Tech to create this blog
Sep 1, 2021I got to test a lot of UX frameworks. Plain Html, Swing, Applets, JSP Apache Struts, Spring MVC. Even a little XNA for gaming. Most recently I got myself deep into Angular before getting away from FE coding for a couple years. I think Angular is amazing and I was able to create a lot of different sites with it. It was time for me to get back to whatever is new out there. In the meantime, I was trying to write in some space, and tried a couple of paid platforms, like Wordpress and Wix, but they were ugly, slow, and did not represent the space I wanted. Plus, they are not free. A no brainer! I decided then that this blog was a great excuse project, easy enough to test and learn, and in doing so it would let me build a space with the tone that I wanted.
HTML
And so I first created it the old way. Just plain HTML. It is a simple blog, so you wouldn't need anything fancy. And lacking dynamic content is not biggie. You may only lack comments, but I don’t expect much of them. Test site.
Vue JS
After that, VUE Js. This is a promising, lightweight framework, and I did enjoy it a lot. I like the division of template, code and style in the same component file. I felt it was similar to Angular, but without controllers. Test site.
React JS
React is today the most popular framework, and of course I was intrigued by it a lot. I like it. Especially the division of components, and that all is handled in a code file helped by JSX, which is a way of letting html language to live in a javascript code. But I still found unnatural the way it uses state, and the not-so-cool way of implementing two-way-binding. Apart from that, scoped styles add a little noise to the elegance it could have had. Test site.
Next JS
Finally, I decided to use React, mainly because of server-side rendering (SSR). The most famous implementation by Vercel, NextJS, seems to be close to mainstream. SSR makes a lot of sense for blogs like this for speed and SEO. So that is the site you are seeing today. Prod site.

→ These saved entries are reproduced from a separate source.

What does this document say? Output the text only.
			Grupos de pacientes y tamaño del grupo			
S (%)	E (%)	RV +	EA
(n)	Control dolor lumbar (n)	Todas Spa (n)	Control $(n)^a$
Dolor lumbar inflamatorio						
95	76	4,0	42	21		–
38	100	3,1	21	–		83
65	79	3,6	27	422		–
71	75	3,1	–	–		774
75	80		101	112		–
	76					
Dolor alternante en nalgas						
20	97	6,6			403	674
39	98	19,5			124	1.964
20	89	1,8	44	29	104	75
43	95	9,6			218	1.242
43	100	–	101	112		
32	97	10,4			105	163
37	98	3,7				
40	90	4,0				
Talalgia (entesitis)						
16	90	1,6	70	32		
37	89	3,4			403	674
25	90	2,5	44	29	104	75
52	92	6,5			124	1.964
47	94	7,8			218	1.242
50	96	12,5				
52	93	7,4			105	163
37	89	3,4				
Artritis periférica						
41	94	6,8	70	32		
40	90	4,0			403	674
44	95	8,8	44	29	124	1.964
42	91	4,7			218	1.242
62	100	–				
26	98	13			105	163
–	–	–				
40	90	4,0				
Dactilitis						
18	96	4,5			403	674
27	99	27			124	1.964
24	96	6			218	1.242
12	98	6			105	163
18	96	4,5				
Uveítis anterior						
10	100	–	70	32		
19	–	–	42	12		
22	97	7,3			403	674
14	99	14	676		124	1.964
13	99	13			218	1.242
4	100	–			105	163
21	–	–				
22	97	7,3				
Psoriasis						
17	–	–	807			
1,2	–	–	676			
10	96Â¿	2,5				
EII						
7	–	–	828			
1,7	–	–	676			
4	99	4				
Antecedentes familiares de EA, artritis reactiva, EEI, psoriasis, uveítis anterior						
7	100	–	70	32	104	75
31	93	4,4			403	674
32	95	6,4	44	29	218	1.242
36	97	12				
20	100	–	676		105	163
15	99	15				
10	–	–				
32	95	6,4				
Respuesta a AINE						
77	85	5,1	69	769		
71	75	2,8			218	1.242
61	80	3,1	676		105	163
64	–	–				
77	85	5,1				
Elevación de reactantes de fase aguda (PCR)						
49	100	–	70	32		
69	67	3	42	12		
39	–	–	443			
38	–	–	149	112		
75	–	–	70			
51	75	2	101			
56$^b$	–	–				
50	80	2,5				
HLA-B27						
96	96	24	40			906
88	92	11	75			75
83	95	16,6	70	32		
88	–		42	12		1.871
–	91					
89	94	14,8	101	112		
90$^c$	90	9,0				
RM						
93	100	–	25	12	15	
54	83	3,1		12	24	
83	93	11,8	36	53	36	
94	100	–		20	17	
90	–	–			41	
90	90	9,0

Under the hood, I created a Firestore Database to store the posts and comments. I think it is more robust than I needed and resulted in some difficult and unnecessary queries. Netlify at first for the production environment, moving to Vercel for the final version. Both are great and I recommend them a lot.
Still a lot to learn on these frameworks, but at least I have a great understanding of how they work and it was a fun experiment. I’m not in a position to say which one is best, I think the usual “it depends” is what it applies now. Neither can I say which one I like the most. Now I'm curious today about 2D frameworks like P5.js, which I'm trying a bit. I will try to do something shortly to see what cool things you can do with it.